A Texas couple was forced into a tough position on Election Day: quarantine — as instructed by Travis County public health officials — or vote in Tuesday’s primary runoff elections and take the chance of infecting others.
Linda Harrison and Vernon Webb were diagnosed with COVID-19 last week. Harrison said she has been wracked with a cough, congestion and intense fatigue. Her husband has slept most of the last two weeks.
The two still wanted to vote. Harrison said they vote in every election, even the local ones. But she said Travis County health officials contacted them and asked them to quarantine through the election.
Not only that but the evening before the election, she found out her COVID-19 test results wouldn’t be enough to qualify for an emergency absentee ballot — she needed a certified doctor’s note — and Harrison’s doctor was out.
The two couldn’t vote by mail either, because the deadline to register was July 2, before they were diagnosed.

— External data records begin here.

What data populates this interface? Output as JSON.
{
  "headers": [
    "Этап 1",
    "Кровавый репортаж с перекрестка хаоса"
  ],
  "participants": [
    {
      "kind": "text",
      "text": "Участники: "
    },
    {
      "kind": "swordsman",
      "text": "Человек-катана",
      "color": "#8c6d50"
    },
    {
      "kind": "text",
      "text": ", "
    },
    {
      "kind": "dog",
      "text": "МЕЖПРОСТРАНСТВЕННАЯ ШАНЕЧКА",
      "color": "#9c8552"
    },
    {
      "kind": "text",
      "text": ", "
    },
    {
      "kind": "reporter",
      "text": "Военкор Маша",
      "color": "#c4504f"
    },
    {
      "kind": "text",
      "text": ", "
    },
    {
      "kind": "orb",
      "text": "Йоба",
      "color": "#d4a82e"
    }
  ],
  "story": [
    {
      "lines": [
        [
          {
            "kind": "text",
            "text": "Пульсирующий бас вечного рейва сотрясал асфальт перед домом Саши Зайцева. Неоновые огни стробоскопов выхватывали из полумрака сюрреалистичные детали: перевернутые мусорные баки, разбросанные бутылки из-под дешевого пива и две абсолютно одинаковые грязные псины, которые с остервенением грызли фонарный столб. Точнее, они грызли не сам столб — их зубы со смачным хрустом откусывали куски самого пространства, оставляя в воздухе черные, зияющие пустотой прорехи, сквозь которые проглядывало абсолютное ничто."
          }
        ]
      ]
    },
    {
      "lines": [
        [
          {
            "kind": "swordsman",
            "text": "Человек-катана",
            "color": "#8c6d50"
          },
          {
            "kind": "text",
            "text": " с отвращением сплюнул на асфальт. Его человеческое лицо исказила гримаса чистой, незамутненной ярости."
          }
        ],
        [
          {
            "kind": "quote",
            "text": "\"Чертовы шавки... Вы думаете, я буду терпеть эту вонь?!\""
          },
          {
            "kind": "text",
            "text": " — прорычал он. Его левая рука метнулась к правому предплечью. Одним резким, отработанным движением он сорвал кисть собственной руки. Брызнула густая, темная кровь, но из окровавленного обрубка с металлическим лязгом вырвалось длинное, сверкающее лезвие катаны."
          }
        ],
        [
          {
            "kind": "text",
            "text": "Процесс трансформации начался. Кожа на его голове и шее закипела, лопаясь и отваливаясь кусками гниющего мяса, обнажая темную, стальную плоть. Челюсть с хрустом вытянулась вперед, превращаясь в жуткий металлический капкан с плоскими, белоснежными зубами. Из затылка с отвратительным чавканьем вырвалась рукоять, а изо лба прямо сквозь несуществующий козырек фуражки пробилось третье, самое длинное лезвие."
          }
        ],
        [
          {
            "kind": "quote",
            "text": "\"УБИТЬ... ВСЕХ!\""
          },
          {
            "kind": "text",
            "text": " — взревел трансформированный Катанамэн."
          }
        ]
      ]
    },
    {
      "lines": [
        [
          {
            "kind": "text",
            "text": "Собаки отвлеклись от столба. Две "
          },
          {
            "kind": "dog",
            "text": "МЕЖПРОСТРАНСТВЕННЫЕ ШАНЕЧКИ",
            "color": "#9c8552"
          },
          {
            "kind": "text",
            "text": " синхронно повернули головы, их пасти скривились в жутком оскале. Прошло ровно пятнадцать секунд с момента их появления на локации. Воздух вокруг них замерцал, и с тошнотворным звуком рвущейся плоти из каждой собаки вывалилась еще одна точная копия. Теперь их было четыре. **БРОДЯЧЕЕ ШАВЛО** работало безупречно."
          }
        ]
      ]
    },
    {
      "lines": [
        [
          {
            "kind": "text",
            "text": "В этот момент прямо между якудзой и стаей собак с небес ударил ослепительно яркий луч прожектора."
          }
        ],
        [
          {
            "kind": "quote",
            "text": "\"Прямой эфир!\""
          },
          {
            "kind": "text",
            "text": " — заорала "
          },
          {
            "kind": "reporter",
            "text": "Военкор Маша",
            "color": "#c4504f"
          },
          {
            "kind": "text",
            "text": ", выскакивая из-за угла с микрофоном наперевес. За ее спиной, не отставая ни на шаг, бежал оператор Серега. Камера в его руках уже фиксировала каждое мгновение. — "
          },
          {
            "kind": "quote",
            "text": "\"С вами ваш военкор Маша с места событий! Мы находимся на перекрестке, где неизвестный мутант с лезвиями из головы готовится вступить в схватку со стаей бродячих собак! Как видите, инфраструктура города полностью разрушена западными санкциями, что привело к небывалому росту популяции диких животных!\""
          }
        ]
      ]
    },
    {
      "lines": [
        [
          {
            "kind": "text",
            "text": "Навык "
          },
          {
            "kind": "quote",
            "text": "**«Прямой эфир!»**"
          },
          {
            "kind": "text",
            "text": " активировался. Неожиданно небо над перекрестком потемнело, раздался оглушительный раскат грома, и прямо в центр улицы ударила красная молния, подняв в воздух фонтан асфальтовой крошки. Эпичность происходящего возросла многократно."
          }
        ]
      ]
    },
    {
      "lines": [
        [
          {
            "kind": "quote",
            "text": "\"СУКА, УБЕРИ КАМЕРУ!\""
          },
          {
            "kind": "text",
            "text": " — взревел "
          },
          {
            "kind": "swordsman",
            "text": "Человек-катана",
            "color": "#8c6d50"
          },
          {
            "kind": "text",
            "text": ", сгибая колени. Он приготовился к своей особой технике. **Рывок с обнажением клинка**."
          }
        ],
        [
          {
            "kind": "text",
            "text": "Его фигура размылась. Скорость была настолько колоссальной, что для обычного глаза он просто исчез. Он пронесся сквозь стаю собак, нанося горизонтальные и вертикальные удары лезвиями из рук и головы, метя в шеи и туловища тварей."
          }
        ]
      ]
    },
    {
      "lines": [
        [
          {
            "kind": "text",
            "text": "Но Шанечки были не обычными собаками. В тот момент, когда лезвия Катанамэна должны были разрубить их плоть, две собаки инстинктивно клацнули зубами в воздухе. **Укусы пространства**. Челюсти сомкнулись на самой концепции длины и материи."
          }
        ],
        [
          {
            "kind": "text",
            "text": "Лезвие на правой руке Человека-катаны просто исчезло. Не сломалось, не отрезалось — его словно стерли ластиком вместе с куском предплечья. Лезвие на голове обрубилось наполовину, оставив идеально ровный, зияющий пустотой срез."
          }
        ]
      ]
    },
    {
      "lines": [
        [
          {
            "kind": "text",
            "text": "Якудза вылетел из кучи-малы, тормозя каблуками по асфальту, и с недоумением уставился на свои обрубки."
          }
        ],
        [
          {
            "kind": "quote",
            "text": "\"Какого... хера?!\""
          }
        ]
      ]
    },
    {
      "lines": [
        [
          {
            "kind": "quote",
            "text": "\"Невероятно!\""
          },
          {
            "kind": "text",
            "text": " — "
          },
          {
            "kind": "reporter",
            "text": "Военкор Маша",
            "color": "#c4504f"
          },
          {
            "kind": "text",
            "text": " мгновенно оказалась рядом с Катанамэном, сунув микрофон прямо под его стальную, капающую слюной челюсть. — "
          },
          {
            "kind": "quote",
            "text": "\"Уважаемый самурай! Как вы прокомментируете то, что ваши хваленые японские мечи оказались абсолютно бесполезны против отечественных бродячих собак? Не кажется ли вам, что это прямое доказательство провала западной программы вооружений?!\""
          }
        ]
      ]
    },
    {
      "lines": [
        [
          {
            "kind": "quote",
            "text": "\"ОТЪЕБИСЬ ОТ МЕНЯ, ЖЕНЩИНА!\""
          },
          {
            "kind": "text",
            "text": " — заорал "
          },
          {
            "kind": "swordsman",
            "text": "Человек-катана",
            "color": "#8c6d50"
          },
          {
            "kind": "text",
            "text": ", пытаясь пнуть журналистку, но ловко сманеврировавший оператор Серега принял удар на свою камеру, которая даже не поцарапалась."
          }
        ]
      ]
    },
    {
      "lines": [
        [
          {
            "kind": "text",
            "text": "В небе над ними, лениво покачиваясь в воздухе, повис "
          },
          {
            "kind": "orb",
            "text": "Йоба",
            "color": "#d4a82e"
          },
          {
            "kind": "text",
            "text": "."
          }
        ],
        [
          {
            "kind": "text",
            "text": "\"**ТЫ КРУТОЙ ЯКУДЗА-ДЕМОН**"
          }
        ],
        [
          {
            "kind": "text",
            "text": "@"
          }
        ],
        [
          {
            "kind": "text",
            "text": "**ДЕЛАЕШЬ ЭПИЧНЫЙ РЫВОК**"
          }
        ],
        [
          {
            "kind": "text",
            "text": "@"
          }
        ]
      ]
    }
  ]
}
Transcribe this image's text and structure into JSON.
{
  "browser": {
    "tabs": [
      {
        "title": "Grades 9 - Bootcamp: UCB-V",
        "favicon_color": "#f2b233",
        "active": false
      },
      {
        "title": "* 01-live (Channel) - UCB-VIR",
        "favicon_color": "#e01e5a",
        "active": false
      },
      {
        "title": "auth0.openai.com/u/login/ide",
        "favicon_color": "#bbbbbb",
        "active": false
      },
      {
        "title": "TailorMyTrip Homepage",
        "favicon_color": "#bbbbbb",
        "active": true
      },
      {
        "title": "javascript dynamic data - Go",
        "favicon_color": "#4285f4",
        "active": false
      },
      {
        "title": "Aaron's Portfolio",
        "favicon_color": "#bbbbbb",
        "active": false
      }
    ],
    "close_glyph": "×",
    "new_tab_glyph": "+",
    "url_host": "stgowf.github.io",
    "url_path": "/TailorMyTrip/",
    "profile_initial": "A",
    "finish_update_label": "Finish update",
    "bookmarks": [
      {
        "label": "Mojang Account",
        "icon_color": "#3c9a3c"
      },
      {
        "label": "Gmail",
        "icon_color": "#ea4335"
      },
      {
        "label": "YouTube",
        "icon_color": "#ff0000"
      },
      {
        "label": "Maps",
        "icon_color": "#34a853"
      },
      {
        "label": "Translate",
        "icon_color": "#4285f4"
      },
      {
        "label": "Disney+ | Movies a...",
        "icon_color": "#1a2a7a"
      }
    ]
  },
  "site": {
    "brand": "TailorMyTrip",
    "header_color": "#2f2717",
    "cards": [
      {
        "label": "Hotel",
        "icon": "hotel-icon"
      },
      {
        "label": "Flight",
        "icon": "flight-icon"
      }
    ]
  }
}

“How many people are in this situation?” said Harrison, “We cannot be the only ones.”
About 68,000 other Texans were diagnosed with the disease since July 2. Elections advocates said they heard from about a half dozen but suspect many more.
“I just think it’s ridiculous in this day and age that we can’t say, ‘this is the situation going on with me and I need a ballot so I can exercise my right to vote,’” Harrison said.
Harrison reached out to the Texas Civil Rights Project, which sued Travis County on behalf of the couple. The injunction was denied Tuesday afternoon.
“The state of Texas has thrown up roadblock after roadblock to make voting more difficult,” said Mimi Marziani, TCRP President. “This is what voter suppression looks like in the year 2020. It is death by 1000 cuts.”
Finally, Harrison was able to find a doctor to fill out the certification before polls closed at 7 p.m. Her husband did not. All the exhausted 62-year-old pediatric nurse had to do was drive 30 minutes to fill out the ballot with a Texas Civil Rights Project worker, who picked it up for her in a parking lot between a Sonic and a Taco Bell.
“I’m going to put the ballot on the hood of her car while she gets out to fill out her ballot,” said Katya Ehresman with the Texas Civil Rights Project.
Harrison asked her a few questions through her car window as she filled out the ballot.
“I think you should seal it,” Ehresman told Harrison, “Just make sure to sign the back of the white one.”
Now — sealed and completed ballot in hand — Erehensen set off for the County Clerk, with only an hour to go before polls close. By the time she arrived, there was only 11 minutes left.
She wrapped the ballot in a t-shirt because she didn’t have gloves. She found the line and waited.
“Hi, this is an emergency ballot,” Ehresman told county clerk employees, “It was someone with COVID-19 that touched it so I would be careful. That’s why I was using the shirt.”
With four minutes to spare, Travis County accepted it.
“The fact that I kept at it and kept at it is the only reason I got to send my ballot in,” said Harrison.
Her vote made it, but she had lawyers, and she decided she wasn’t going to take no for an answer. What about the people that didn’t?
Many local elected officials across Texas pushed the state to allow all voters to have access to mail-in ballots over COVID concerns. Initially, a federal district judge in San Antonio approved a deal that would allow anyone who wanted one to vote by mail. Ultimately, the idea was struck down in a federal appeals court last month.
Gov. Abbott and Attorney General Ken Paxton have continued to block efforts to expand vote-by-mail. It doesn’t appear it will change before November.